Dr. Neil Emery
Vice-President, Research and Innovation
Trent University

Neil EmeryAttached to the new DNA Building at Trent University is a greenhouse that is so unique and high-tech that there are only two others like it in all of North America. Dr. Neil Emery, the Trent researcher who advocated for the greenhouse to be built, describes the facility as “a massive growth cabinet” with extreme climate control, meaning that any spot within the greenhouse can be regulated to within plus or minus one degree.

These state-of-the-art regulating capabilities, which include the lighting system in addition to temperature control, are key to Dr. Emery’s research which, as a plant biologist, consists of working to understand how plants grow chemically and genetically.

“We can now grow plants on demand,” says Dr. Emery, explaining that prior to the development of the new greenhouse, he was required to share space with other universities. “Now we are able to create a healthy, year-round supply of research material right here.”

His area of focus is on legumes – lentils, peas, chick peas, and beans – and examining how the seeds develop and the impact hormones have on their growth. “It’s all about the good things your mom always told you to eat, and what I like to call ‘the food of the future’,” Dr. Emery says, describing how legumes are not only extremely healthy, but also environmentally friendly because they produce their own nitrogen fertilizer. The only downside is that they are generally low-yield plants compared to more popular cereal crops. Dr. Emery hopes to change this through his research.

Dr. Emery is one of the world’s leading experts in the study of plant hormones. In particular, he works on a family of hormones, the cytokinins, which are notoriously difficult to analyze and which are potent regulators of plant development even when present at extremely low concentrations. Prior to coming to Trent in 2000, he completed post-doctoral research in Australia working on hormonal control of fruit set and seed development in chickpea and lupin and in France examining nitrogen and carbon metabolism in field peas. In his work with legumes he is studying how the plants biochemically pull themselves together as a means of determining how to create bigger, more stable yields. The end users of research findings would be breeders of plants who he could give direction for making better varieties of each plant.

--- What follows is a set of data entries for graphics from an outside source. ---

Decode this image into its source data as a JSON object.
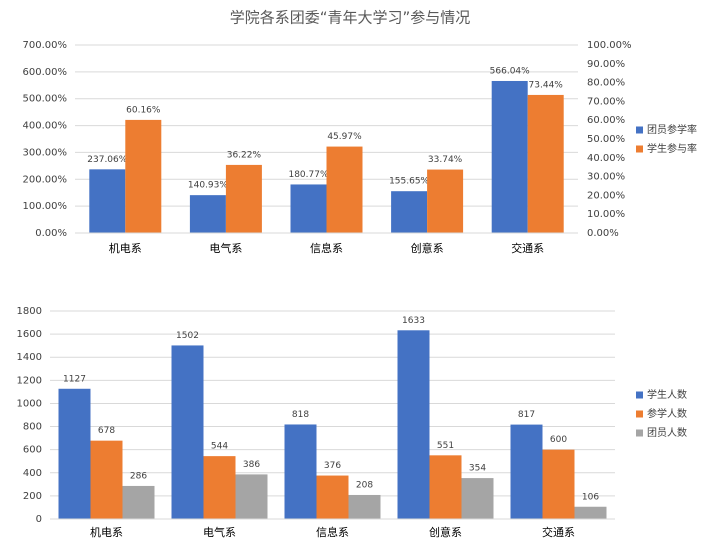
{
  "chart_data": [
    {
      "type": "bar",
      "title": "学院各系团委“青年大学习”参与情况",
      "categories": [
        "机电系",
        "电气系",
        "信息系",
        "创意系",
        "交通系"
      ],
      "series": [
        {
          "name": "团员参学率",
          "color": "#4472c4",
          "values": [
            237.06,
            140.93,
            180.77,
            155.65,
            566.04
          ],
          "value_labels": [
            "237.06%",
            "140.93%",
            "180.77%",
            "155.65%",
            "566.04%"
          ]
        },
        {
          "name": "学生参与率",
          "color": "#ed7d31",
          "axis": "y2",
          "values": [
            60.16,
            36.22,
            45.97,
            33.74,
            73.44
          ],
          "value_labels": [
            "60.16%",
            "36.22%",
            "45.97%",
            "33.74%",
            "73.44%"
          ]
        }
      ],
      "ylim": [
        0,
        700
      ],
      "yticks": [
        {
          "value": 0,
          "label": "0.00%"
        },
        {
          "value": 100,
          "label": "100.00%"
        },
        {
          "value": 200,
          "label": "200.00%"
        },
        {
          "value": 300,
          "label": "300.00%"
        },
        {
          "value": 400,
          "label": "400.00%"
        },
        {
          "value": 500,
          "label": "500.00%"
        },
        {
          "value": 600,
          "label": "600.00%"
        },
        {
          "value": 700,
          "label": "700.00%"
        }
      ],
      "y2lim": [
        0,
        100
      ],
      "y2ticks": [
        {
          "value": 0,
          "label": "0.00%"
        },
        {
          "value": 10,
          "label": "10.00%"
        },
        {
          "value": 20,
          "label": "20.00%"
        },
        {
          "value": 30,
          "label": "30.00%"
        },
        {
          "value": 40,
          "label": "40.00%"
        },
        {
          "value": 50,
          "label": "50.00%"
        },
        {
          "value": 60,
          "label": "60.00%"
        },
        {
          "value": 70,
          "label": "70.00%"
        },
        {
          "value": 80,
          "label": "80.00%"
        },
        {
          "value": 90,
          "label": "90.00%"
        },
        {
          "value": 100,
          "label": "100.00%"
        }
      ],
      "grid": true,
      "legend": "right"
    },
    {
      "type": "bar",
      "categories": [
        "机电系",
        "电气系",
        "信息系",
        "创意系",
        "交通系"
      ],
      "series": [
        {
          "name": "学生人数",
          "color": "#4472c4",
          "values": [
            1127,
            1502,
            818,
            1633,
            817
          ]
        },
        {
          "name": "参学人数",
          "color": "#ed7d31",
          "values": [
            678,
            544,
            376,
            551,
            600
          ]
        },
        {
          "name": "团员人数",
          "color": "#a5a5a5",
          "values": [
            286,
            386,
            208,
            354,
            106
          ]
        }
      ],
      "ylim": [
        0,
        1800
      ],
      "yticks": [
        0,
        200,
        400,
        600,
        800,
        1000,
        1200,
        1400,
        1600,
        1800
      ],
      "grid": true,
      "legend": "right"
    }
  ]
}
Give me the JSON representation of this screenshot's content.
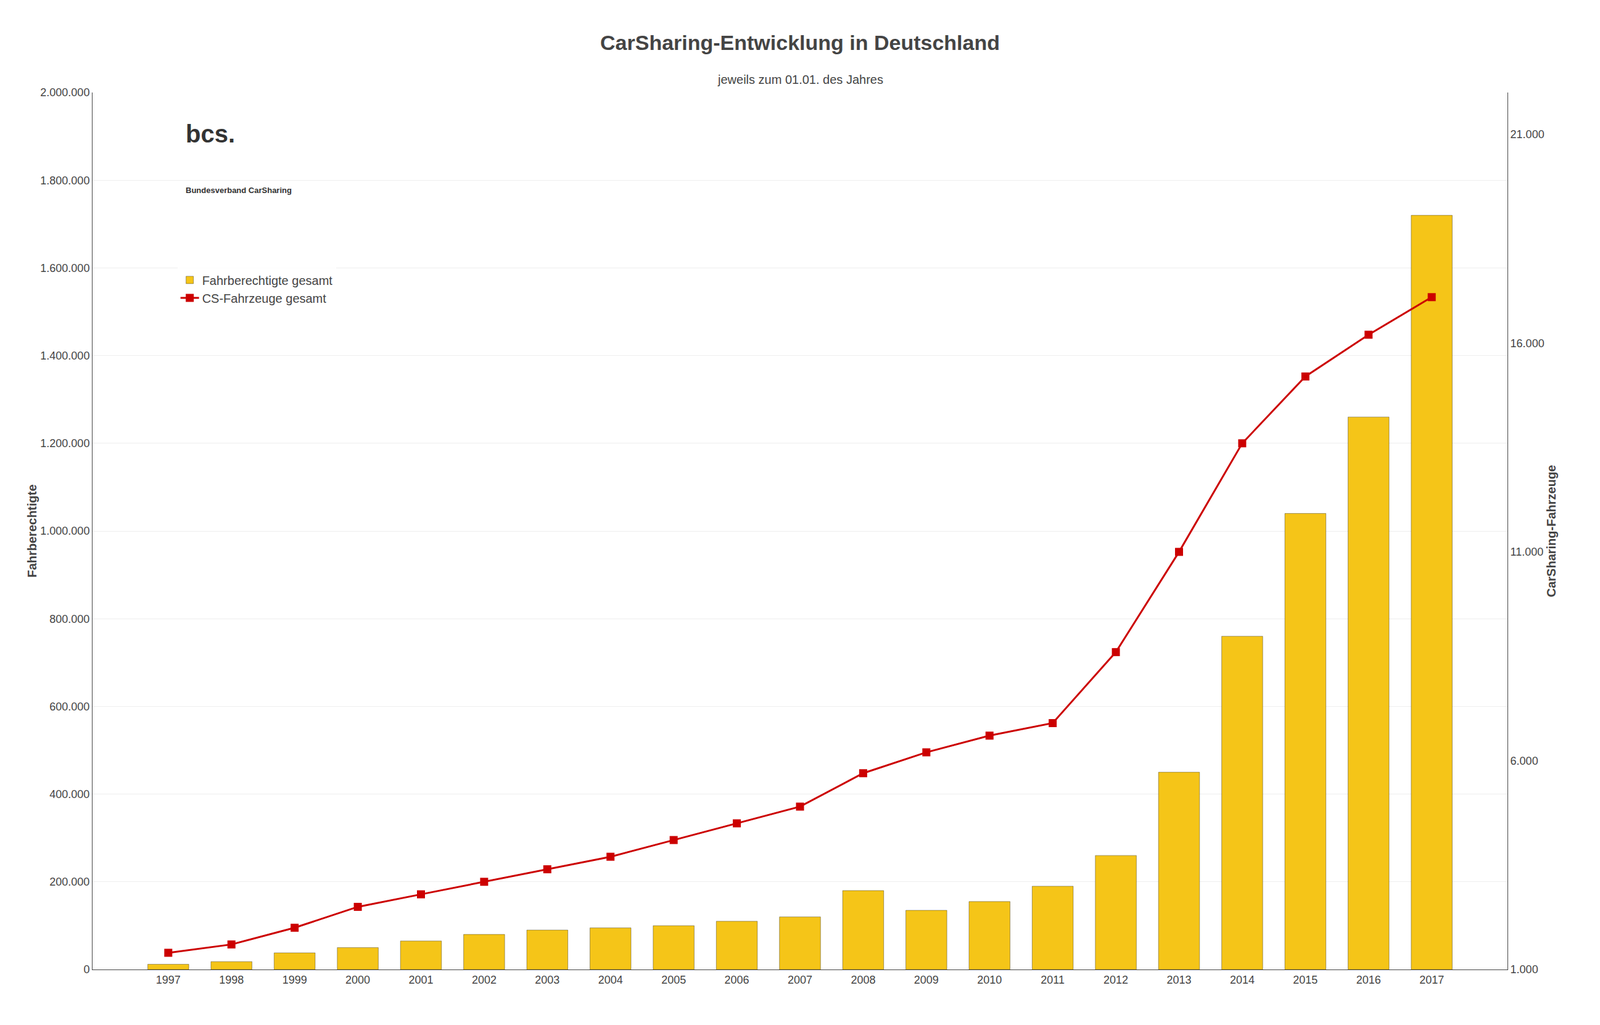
{
  "chart_data": {
    "type": "bar",
    "title": "CarSharing-Entwicklung in Deutschland",
    "subtitle": "jeweils zum 01.01. des Jahres",
    "ylabel": "Fahrberechtigte",
    "y2label": "CarSharing-Fahrzeuge",
    "categories": [
      "1997",
      "1998",
      "1999",
      "2000",
      "2001",
      "2002",
      "2003",
      "2004",
      "2005",
      "2006",
      "2007",
      "2008",
      "2009",
      "2010",
      "2011",
      "2012",
      "2013",
      "2014",
      "2015",
      "2016",
      "2017"
    ],
    "series": [
      {
        "name": "Fahrberechtigte gesamt",
        "type": "bar",
        "color": "#F5C518",
        "values": [
          12000,
          18000,
          38000,
          50000,
          65000,
          80000,
          90000,
          95000,
          100000,
          110000,
          120000,
          180000,
          135000,
          155000,
          190000,
          260000,
          450000,
          760000,
          1040000,
          1260000,
          1720000
        ]
      },
      {
        "name": "CS-Fahrzeuge gesamt",
        "type": "line",
        "axis": "y2",
        "color": "#CC0000",
        "marker": "square",
        "values": [
          1400,
          1600,
          2000,
          2500,
          2800,
          3100,
          3400,
          3700,
          4100,
          4500,
          4900,
          5700,
          6200,
          6600,
          6900,
          8600,
          11000,
          13600,
          15200,
          16200,
          17100
        ]
      }
    ],
    "ylim": [
      0,
      2000000
    ],
    "yticks": [
      0,
      {
        "value": 200000,
        "label": "200.000"
      },
      {
        "value": 400000,
        "label": "400.000"
      },
      {
        "value": 600000,
        "label": "600.000"
      },
      {
        "value": 800000,
        "label": "800.000"
      },
      {
        "value": 1000000,
        "label": "1.000.000"
      },
      {
        "value": 1200000,
        "label": "1.200.000"
      },
      {
        "value": 1400000,
        "label": "1.400.000"
      },
      {
        "value": 1600000,
        "label": "1.600.000"
      },
      {
        "value": 1800000,
        "label": "1.800.000"
      },
      {
        "value": 2000000,
        "label": "2.000.000"
      }
    ],
    "y2lim": [
      1000,
      22000
    ],
    "y2ticks": [
      {
        "value": 1000,
        "label": "1.000"
      },
      {
        "value": 6000,
        "label": "6.000"
      },
      {
        "value": 11000,
        "label": "11.000"
      },
      {
        "value": 16000,
        "label": "16.000"
      },
      {
        "value": 21000,
        "label": "21.000"
      }
    ],
    "grid": true,
    "legend": "upper left",
    "annotations": [
      {
        "text": "bcs."
      },
      {
        "text": "Bundesverband CarSharing"
      }
    ]
  }
}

“I see this as an opportunity to make Canada a leading competitor in the global grain legume market,” Dr. Emery said. As a lead competitor, Canada could be a major exporter of these grains to other countries; in addition, increasing the yields of legumes could also have an impact on the health of local populations and communities. “It’s a lot better than pushing fast food,” he says.

In addition to the greenhouse, Dr. Emery also conducts his research in a lab within the new DNA Building. In the spirit of collaboration and integration, Dr. Emery shares this space with other researchers, including Dr. Barry Saville. As one of Trent’s newest faculty members and researchers, Dr. Saville studies corn smut – a fungal disease of corn which decreases yields by replacing normal kernels of the cobs with large distorted tumours. A leading expert in gene expression of plants and their fungal hosts, Dr. Saville and Dr. Emery will no doubt have a lot to learn from one another.

“The new building is all about bringing like-minded researchers together to lean on each other for advice and ideas,” says Dr. Emery. And in addition to the study of plants, there are several other researchers within the building with whom Dr. Emery can collaborate and learn from, especially under the larger topic of stress physiology. While Dr. Emery and Dr. Saville work with the biochemistry of plants, Dr. Leslie Kerr from the departments of Biology and Psychology works with human physiology, Biology professor Dr. Ingrid Brenner’s research focuses on exercise physiology, and Dr. Gary Burness, also in the department of Biology, studies the physiology of animals, including birds and fish.

It is through studying the physiology of plants, however, that Dr. Emery hopes to make his mark and now with the new greenhouse up and running, it will only be a matter of time before that happens.

“Plant biology research wasn’t on the map at Trent before but now people are going to start thinking of us and they will all be pleasantly surprised when they come here and see it all for themselves.”